Del resto, come sottolineato nell’articolo del Guardian, quello dei rapimenti è ormai un business non da poco per le finanze dello «Stato Islamico». Negli ultimi sei mesi almeno dieci ostaggi, tra cui tre cittadini francesi e due spagnoli, sono stati liberati «dopo lunghe trattative con i rapitori, che chiedevano un riscatto».

Nel frattempo emergono nuovi particolari sulla macabra esecuzione del reporter americano James Foley, rivelata al mondo due giorni fa attraverso un video. Proprio le immagini del filmato, hanno attivato i centri anti terrorismo di mezzo mondo; in particolare quelli americani e inglesi sono concentrati nel tentativo di risalire all’identità, del killer di Foley. Stando alle informazioni trapelate, si tratterebbe infatti di un britannico, presumibilmente di Londra. Secondo quanto rivelato da un ostaggio che ha ottenuto la liberazione, nelle fila dell’Isis ci sarebbero almeno quattro britannici dediti alla gestione dei rapiti e dei riscatti.

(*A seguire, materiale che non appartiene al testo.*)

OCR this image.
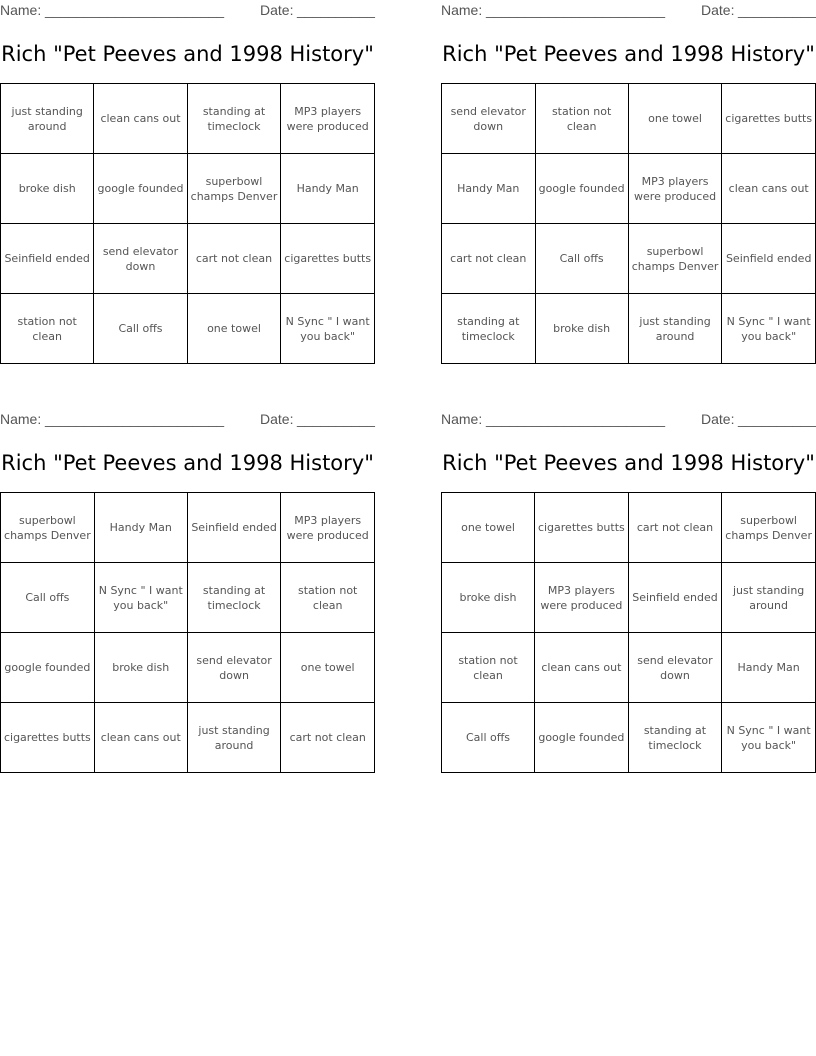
Name: _______________________	Date: __________
Rich "Pet Peeves and 1998 History"
just standing around	clean cans out	standing at timeclock	MP3 players were produced
broke dish	google founded	superbowl champs Denver	Handy Man
Seinfield ended	send elevator down	cart not clean	cigarettes butts
station not clean	Call offs	one towel	N Sync " I want you back"
Name: _______________________	Date: __________
Rich "Pet Peeves and 1998 History"
send elevator down	station not clean	one towel	cigarettes butts
Handy Man	google founded	MP3 players were produced	clean cans out
cart not clean	Call offs	superbowl champs Denver	Seinfield ended
standing at timeclock	broke dish	just standing around	N Sync " I want you back"
Name: _______________________	Date: __________
Rich "Pet Peeves and 1998 History"
superbowl champs Denver	Handy Man	Seinfield ended	MP3 players were produced
Call offs	N Sync " I want you back"	standing at timeclock	station not clean
google founded	broke dish	send elevator down	one towel
cigarettes butts	clean cans out	just standing around	cart not clean
Name: _______________________	Date: __________
Rich "Pet Peeves and 1998 History"
one towel	cigarettes butts	cart not clean	superbowl champs Denver
broke dish	MP3 players were produced	Seinfield ended	just standing around
station not clean	clean cans out	send elevator down	Handy Man
Call offs	google founded	standing at timeclock	N Sync " I want you back"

I quattro sarebbero chiamati «i Beatles», a causa della loro provenienza e farebbero parte di un esercito di occidentali ben più ampio, giunto a dare manforte al sogno del Califfato dell’Isis. Secondo i servizi segreti britannici sarebbero almeno 500 gli inglesi che avrebbero sposato il progetto di conquista degli islamisti (a cui dovrebbero aggiungersi almeno 700 francesi e 500 belgi). Proprio l’utilizzo del boia inglese, secondo gli esperti, sarebbe l’ennesimo gesto propagandistico dell’Isis in funzione anti occidentale, con un chiaro intento – anche – di reclutare gli europei alla propria causa.

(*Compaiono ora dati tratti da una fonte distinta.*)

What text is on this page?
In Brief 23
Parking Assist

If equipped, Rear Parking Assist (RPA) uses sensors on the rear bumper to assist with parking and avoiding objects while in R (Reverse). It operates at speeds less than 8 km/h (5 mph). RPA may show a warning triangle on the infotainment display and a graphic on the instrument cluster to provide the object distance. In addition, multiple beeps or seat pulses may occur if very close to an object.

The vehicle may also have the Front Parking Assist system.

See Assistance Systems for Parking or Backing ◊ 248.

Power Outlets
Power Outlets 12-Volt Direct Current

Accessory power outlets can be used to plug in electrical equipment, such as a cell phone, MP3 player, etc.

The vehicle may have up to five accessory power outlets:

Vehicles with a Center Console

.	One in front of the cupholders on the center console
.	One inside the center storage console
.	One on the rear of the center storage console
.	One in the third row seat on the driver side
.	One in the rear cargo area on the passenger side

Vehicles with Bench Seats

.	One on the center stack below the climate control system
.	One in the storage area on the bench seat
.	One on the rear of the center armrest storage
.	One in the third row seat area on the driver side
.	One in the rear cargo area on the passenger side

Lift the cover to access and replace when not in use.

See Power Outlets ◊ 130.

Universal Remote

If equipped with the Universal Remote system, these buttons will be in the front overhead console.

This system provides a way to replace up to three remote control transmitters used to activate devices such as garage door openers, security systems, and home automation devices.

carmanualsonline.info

E ieri il New York Times e il Wall Street Journal, hanno raccontato di come i rapitori avessero in precedenza negoziato per il riscatto di Foley, chiedendo cento milioni di dollari per la sua liberazione (e la Casa Bianca non avrebbe trattato). Il Washington Post, invece, citando fonti dell’amministrazione, ha rivelato che un commando americano aveva provato a liberare il reporter. Il tentativo, in cui sono state coinvolte diverse decine di militari americani, costituisce la prima operazione di terra degli Stati Uniti in Siria, da quando è iniziata la guerra civile.

Il presidente Obama «ha autorizzato all’inizio di questa estate un’operazione per cercare di salvare cittadini americani detenuti dall’Isis», ha spiegato uno dei funzionari. Il tentativo non ha avuto successo perché «gli ostaggi non erano sul luogo dell’operazione» e perché, forse, erano stati spostati in precedenza in un altro posto.